A ‘Mountain’ worth climbing

Shani Klein portrays a compelling character.

Shani Klein (photo credit: PR)
Shani Klein
(photo credit: PR)
Shani Klein is a young actress who burst onto the Israeli movie scene as the humorless commander in Zero Motivation, and she has her second major role in Yaelle Kayam’s Mountain. Klein is on screen virtually every moment of the movie, and just as she was utterly convincing as the ambitious but awkward soldier in Zero, here she is just as compelling as a lonely Orthodox married woman.
What connects these two characters is their likability. Klein gives both of these heroines, each of whom might seem to be remote from the audience, a humanity and appeal. Although in Mountain her character is quiet, she draws you in with the strength of her presence. She shows the heroine’s constantly shifting sense of herself, as well as her changing attitudes toward her husband, her children, her religious beliefs, her surroundings and her plus-size body. At times she is proud and confident, at other times angry or uncertain.
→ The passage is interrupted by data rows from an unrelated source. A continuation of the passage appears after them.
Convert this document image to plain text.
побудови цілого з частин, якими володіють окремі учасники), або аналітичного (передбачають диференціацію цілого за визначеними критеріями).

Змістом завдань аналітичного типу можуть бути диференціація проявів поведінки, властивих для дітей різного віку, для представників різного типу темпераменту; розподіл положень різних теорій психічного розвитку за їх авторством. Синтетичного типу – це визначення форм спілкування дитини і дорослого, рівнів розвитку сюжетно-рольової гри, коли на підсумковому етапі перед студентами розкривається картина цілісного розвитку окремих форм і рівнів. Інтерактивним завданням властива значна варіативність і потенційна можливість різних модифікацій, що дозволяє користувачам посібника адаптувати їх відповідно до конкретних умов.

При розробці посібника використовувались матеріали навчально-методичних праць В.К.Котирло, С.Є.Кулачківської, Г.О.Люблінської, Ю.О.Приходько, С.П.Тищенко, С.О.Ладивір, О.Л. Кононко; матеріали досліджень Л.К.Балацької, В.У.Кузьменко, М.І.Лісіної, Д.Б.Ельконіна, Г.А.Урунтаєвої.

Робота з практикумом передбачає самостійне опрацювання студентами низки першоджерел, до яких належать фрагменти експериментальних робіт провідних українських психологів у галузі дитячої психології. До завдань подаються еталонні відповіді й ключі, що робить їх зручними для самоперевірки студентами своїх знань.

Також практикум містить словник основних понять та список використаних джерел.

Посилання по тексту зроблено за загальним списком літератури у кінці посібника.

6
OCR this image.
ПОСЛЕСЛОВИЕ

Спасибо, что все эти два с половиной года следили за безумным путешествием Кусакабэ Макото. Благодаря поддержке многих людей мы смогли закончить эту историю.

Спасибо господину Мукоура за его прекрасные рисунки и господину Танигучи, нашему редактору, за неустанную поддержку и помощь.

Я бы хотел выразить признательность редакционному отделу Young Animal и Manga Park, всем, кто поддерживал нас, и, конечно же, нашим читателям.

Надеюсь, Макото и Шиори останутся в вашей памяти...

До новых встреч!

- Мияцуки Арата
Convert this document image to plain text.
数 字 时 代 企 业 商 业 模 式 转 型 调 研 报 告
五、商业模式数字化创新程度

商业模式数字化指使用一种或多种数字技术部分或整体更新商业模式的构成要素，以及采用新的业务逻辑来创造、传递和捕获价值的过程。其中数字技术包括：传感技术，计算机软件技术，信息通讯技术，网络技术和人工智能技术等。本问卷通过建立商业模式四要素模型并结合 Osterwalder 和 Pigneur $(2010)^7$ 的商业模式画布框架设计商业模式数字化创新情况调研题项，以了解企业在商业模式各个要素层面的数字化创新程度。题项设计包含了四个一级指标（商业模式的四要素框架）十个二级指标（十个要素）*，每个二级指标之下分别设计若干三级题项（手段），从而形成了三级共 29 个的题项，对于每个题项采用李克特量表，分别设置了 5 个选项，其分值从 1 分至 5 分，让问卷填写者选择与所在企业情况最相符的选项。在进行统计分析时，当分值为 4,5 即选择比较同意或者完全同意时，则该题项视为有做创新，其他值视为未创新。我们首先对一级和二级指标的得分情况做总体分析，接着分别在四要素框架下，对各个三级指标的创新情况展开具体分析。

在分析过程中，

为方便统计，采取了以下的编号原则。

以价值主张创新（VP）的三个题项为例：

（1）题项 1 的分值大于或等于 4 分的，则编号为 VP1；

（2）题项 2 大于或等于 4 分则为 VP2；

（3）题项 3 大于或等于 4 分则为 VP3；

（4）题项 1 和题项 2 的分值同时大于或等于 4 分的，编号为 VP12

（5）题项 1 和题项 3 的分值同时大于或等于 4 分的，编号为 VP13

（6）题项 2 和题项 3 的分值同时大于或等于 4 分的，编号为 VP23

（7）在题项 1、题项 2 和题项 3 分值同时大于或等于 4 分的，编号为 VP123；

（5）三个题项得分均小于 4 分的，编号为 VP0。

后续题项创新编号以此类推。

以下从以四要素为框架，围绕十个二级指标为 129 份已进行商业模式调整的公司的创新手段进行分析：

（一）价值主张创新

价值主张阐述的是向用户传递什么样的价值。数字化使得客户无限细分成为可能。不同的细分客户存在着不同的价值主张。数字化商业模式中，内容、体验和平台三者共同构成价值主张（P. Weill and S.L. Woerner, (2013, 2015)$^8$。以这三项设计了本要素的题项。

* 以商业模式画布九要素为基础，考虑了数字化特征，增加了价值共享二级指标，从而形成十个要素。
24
Like Zvia, the character she plays, the movie’s mood shifts, sometimes abruptly, as it tells her story. Zvia lives with her husband and young children in a small house in the cemetery on the Mount of Olives. The location is both elevating and isolating. She can see the Temple Mount from her window as she washes the dishes, and she often awakens to the muezzin’s call. In an early scene, she explains to two women who have just attended a funeral and have stopped in to use her bathroom that she and her family have moved into this house so that there would be a Jewish presence in the area. “We’re the pinat chai” (in English, “the petting zoo,” but in Hebrew it literally means “the live corner), she tells the stunned women, showing that she has a sense of humor about, as well as an affection for, her unusual home.
While she takes pride in her home, her life is lonely. Her husband, Reuven (Avshalom Polak), is a devoted teacher at a yeshiva, who is honored when the head of the school asks him to teach Torah in a prison two nights a week. As it is, he is often late and is distant even when he is with her. While she is passionate and craves physical contact with him, he is barely interested in sex.
Hungry for friendship, Zvia wanders the cemetery during the day and has brief chats with visitors and workers. She smokes cigarettes with a Palestinian gravedigger (Hitham Omari, who played the militia leader in Bethlehem), but when he tells her that his marriage is loveless, she changes the subject. A Korean translator visits the grave of Zelda, the poet, and recites a poem for her in Korean.
But when Zvia starts going out at night, her life gets more complicated. Wandering among the graves, she stumbles upon a part of the cemetery where pimps bring prostitutes and their customers. At first, the pimps threaten her when they see her.
But then she starts bringing pots of food for them and the prostitutes, for reasons that don’t make sense – to her or to them.
Her fascination with this sexually-charged underworld eventually leads her in a dangerous direction.
The set-up of the movie and Zvia’s nocturnal wanderings work beautifully. But to give shape to the episodic structure, the writer/ director has woven a heavily foreshadowed act of violence into the plot. This violence is strained, a deus ex machina that brings the movie to a less than satisfying conclusion.
But the earlier parts of the film, combined with the beautiful, atmospheric photography and Klein’s magnificent work in the lead, make Mountain worth seeing. Kayam has created a memorable, multi-layered character for whom she obviously has great affection, a feeling the audience will share.